Public health research has shown definitively that there is a litany of negative public health outcomes in societies with high levels of economic stratification, and the lower you find yourself on the economic ladder, the worse your health becomes on average for many complex reasons. I have talked about the negative effects of socioeconomic inequality a great deal over the years, so I'm not going to repeat myself too much, but it's not fringe. Well-established, multi-decade-long studies have been done on various attributes related to sociological conditions of economic inequality. Naturally, I recommend the book The Spirit Level and other works by Richard Wilkinson to start, but there are many other theorists at this time.

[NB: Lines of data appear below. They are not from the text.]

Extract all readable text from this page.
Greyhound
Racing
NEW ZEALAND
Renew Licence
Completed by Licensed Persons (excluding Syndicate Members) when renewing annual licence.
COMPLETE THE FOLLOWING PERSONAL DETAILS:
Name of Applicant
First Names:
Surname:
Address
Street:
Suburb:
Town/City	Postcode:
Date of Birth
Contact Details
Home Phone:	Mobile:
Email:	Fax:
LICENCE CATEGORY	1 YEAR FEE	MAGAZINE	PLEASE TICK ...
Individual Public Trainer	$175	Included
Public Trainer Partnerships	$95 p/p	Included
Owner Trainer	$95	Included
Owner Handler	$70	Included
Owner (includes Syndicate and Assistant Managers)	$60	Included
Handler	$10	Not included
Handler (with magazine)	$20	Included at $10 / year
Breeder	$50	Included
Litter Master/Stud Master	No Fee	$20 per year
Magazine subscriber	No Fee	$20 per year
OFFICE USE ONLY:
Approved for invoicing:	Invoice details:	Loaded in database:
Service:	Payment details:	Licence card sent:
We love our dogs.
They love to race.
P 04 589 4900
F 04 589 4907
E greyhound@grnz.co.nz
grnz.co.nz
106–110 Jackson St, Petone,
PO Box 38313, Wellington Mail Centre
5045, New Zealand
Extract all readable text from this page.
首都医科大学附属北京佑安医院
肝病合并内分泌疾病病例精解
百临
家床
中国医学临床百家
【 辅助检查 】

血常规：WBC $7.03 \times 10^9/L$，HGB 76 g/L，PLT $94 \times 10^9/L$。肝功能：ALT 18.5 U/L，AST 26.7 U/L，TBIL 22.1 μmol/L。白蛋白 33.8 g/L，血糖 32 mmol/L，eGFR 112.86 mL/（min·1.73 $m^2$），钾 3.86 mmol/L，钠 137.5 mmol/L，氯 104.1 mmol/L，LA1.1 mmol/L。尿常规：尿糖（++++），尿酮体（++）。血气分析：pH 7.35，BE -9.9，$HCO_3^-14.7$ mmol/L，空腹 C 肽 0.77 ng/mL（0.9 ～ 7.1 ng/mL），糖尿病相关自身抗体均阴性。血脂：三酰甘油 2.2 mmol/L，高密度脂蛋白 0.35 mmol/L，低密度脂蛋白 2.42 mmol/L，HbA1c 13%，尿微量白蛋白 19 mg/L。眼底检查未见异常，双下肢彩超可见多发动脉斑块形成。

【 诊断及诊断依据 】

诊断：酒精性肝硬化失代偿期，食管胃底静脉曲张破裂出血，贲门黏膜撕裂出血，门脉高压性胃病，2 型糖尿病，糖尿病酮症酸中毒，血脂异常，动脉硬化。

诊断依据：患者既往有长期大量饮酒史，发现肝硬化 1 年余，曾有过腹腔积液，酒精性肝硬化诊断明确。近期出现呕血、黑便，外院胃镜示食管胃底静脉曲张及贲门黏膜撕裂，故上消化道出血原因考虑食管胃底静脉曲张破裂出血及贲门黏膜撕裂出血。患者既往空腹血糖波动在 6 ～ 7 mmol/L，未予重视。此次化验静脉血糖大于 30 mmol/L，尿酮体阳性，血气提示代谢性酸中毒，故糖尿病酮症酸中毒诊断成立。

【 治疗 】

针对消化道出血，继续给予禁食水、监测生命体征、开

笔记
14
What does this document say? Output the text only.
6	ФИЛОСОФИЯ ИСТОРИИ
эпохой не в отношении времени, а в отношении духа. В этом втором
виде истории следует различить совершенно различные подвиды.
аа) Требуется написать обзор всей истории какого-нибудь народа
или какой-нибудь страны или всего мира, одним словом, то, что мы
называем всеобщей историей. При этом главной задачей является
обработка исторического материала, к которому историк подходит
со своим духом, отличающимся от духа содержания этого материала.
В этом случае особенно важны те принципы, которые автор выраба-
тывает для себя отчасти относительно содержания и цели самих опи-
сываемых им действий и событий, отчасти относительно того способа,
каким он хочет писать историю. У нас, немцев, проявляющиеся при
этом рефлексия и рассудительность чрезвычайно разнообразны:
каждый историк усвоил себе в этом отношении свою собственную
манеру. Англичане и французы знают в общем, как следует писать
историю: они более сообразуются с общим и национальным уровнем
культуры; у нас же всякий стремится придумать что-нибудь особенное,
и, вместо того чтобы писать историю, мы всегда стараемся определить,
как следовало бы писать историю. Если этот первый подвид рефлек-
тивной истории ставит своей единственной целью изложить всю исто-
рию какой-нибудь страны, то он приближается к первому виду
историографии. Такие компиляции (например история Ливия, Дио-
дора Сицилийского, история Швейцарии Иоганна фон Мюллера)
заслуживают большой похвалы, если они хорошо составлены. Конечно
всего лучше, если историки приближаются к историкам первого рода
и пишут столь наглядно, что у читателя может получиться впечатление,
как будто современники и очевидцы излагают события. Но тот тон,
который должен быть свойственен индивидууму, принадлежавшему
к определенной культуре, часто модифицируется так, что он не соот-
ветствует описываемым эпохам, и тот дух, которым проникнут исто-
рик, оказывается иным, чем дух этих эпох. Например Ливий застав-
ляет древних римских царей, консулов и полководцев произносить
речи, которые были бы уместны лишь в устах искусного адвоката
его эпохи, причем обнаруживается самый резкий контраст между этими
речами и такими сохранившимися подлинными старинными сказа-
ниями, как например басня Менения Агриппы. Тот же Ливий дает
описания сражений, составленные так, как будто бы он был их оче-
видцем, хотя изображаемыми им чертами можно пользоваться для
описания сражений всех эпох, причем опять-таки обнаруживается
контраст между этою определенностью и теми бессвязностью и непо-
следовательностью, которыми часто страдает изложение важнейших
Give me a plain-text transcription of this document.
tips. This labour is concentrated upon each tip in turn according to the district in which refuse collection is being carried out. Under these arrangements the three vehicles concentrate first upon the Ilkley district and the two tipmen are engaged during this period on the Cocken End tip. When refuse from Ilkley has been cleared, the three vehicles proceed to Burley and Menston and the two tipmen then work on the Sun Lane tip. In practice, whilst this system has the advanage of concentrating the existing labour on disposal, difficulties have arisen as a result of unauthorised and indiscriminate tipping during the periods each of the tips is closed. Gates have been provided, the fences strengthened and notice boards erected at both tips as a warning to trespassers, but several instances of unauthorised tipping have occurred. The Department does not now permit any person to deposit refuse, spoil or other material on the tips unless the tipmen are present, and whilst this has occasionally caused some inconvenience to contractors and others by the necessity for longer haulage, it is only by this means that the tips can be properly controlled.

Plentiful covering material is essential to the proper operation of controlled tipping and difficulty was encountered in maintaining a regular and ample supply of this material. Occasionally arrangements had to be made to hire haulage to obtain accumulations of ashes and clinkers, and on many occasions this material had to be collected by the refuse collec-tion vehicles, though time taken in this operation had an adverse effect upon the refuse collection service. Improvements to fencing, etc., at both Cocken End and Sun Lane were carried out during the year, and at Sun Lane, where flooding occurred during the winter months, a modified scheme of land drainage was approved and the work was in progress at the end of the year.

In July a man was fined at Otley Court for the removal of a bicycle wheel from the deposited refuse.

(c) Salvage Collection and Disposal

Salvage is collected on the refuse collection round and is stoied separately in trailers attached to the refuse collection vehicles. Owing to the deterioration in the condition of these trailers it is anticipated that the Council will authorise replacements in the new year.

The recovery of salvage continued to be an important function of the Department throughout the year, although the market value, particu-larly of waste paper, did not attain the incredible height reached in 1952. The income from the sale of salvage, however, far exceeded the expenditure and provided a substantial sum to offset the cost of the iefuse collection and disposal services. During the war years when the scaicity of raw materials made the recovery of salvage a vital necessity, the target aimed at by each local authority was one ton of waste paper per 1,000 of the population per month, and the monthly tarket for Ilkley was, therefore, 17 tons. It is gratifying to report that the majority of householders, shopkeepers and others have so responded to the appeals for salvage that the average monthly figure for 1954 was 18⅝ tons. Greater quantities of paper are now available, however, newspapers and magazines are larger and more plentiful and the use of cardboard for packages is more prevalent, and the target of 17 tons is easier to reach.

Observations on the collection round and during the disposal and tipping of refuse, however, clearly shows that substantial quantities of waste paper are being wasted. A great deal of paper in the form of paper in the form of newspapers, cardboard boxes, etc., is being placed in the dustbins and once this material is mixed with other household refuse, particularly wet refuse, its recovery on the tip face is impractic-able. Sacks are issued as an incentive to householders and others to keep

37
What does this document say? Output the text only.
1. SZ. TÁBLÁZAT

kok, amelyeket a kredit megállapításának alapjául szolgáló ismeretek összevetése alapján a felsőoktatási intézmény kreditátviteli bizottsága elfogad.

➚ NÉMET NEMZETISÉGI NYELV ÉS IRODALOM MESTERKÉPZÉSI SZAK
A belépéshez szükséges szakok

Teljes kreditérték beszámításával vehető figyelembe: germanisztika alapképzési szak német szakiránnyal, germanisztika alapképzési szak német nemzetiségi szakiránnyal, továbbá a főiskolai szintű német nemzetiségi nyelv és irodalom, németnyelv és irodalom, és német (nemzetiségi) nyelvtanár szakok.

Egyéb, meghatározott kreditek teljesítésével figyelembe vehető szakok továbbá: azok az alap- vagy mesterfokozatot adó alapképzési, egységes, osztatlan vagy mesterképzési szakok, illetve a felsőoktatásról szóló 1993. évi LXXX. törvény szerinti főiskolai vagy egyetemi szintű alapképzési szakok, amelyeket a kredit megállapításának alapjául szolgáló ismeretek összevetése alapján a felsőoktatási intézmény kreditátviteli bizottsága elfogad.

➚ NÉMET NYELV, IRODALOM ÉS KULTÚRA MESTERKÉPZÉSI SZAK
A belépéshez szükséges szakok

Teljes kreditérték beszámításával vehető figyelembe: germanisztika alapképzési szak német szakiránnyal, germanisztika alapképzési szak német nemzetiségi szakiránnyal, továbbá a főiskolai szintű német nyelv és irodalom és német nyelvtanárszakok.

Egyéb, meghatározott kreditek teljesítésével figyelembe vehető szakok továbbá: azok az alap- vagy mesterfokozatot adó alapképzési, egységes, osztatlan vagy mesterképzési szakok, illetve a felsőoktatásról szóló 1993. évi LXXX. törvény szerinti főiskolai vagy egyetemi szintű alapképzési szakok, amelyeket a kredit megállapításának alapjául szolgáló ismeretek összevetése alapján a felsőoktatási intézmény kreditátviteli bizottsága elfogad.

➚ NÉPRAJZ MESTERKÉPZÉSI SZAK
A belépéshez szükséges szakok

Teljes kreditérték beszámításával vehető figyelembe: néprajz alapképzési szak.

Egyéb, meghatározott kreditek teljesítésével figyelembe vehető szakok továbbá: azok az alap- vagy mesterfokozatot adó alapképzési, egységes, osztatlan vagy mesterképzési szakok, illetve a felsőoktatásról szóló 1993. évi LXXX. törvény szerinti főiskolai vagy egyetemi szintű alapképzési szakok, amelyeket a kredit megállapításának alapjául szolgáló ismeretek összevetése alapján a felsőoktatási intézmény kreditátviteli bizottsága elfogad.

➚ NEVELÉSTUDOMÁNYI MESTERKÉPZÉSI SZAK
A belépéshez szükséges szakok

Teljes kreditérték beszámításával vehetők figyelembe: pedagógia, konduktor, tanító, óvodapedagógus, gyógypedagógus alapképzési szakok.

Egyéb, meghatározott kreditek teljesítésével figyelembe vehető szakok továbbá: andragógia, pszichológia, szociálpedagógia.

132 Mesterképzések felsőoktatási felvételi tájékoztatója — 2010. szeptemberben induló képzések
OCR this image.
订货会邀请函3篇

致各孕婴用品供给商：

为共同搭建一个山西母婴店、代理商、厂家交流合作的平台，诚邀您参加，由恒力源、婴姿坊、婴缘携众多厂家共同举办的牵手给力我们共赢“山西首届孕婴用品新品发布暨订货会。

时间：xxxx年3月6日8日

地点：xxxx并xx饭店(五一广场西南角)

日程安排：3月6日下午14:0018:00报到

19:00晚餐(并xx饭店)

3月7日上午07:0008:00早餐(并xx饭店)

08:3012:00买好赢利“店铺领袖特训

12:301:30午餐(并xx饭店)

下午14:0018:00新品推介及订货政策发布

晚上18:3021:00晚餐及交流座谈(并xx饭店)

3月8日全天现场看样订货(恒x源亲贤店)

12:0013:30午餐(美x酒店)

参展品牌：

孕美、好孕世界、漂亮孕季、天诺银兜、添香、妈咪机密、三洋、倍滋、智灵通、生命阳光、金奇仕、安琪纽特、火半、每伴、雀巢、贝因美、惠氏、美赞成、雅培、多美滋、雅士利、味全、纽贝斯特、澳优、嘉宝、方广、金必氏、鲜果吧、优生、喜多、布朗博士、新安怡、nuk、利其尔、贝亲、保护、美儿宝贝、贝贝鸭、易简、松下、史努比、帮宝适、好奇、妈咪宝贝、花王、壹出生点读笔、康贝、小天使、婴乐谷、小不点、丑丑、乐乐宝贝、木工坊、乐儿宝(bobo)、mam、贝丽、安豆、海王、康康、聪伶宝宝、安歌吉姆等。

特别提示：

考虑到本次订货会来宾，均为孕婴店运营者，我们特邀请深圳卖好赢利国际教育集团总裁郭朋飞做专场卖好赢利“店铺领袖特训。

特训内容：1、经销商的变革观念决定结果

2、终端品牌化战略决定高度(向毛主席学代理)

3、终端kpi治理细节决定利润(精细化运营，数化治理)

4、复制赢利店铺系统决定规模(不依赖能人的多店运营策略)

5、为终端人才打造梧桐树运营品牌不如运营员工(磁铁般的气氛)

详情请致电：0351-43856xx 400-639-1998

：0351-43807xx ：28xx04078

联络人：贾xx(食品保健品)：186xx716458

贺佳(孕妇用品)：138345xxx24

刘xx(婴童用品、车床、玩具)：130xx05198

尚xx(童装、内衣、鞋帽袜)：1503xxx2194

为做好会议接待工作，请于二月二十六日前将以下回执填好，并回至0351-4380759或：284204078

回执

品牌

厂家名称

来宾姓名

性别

It's common knowledge in the academic community.


The bottom line is that the more economic inequality in any society, the larger the spread, the lower the general health of that society, including the structural violence that ravages the lower class disproportionately. More unequal societies have more violence, more drug addiction, worse educational scores, less trust, as compared to more equal societies. And the factors are too numerous to list here. So, what does that mean? It means that any person that willfully positions themselves, because of their good fortune, to make disproportionately more than others, maintaining that disproportional wealth is distinctly harming that society, and specifically, the lower class, who suffered the brunt, naturally, of the negative side effects of inequality, as per the epidemiological research.


Jeff Bezos, in his position, is not just a selfish prick. He is an active feature of general societal sickness on the epidemiological level. The decision the rich make to maintain this economic elevation is a truly toxic phenomenon and a danger to society. It's destabilizing, it is toxic, which means that any interest we have across all walks of life, across all gray areas, to reduce economic inequality by all actors is always going to be the morally appropriate thing to do if you have any consideration for the wellbeing of others. The public health ramifications are crystal clear.


So, it becomes a general gesture, a moral gesture for the sake of the health of others, to pursue equality in whatever way we can. And I know what the Ayn Rand libertarians would say to such a comment. Well, everyone's going to live in a carbon copy house and have a number. Everyone has the exact same thing and some kind of propaganda reel of Soviet communism, or whatever. And it's not the way you frame this. It's not the way it's going to be. Everyone has different needs and wants. There's no "one shoe fits all" in the complexity of civilization, but those variants do not justify the cost of inequality we see today.


And as a general attitude, people need to feel the moral obligation to be generally materially equal, as you're going to improve your society and your own health by extension, which is why, in my new film InterReflections, I refer to socioeconomic stratification as an allergy to human society. We are allergic to it. It simply makes us sick. It's the general ethic to see more economic, and hence socioeconomic equality in society, because that is what is going to help civilization move forward in a positive way. Everything else is creating sickness.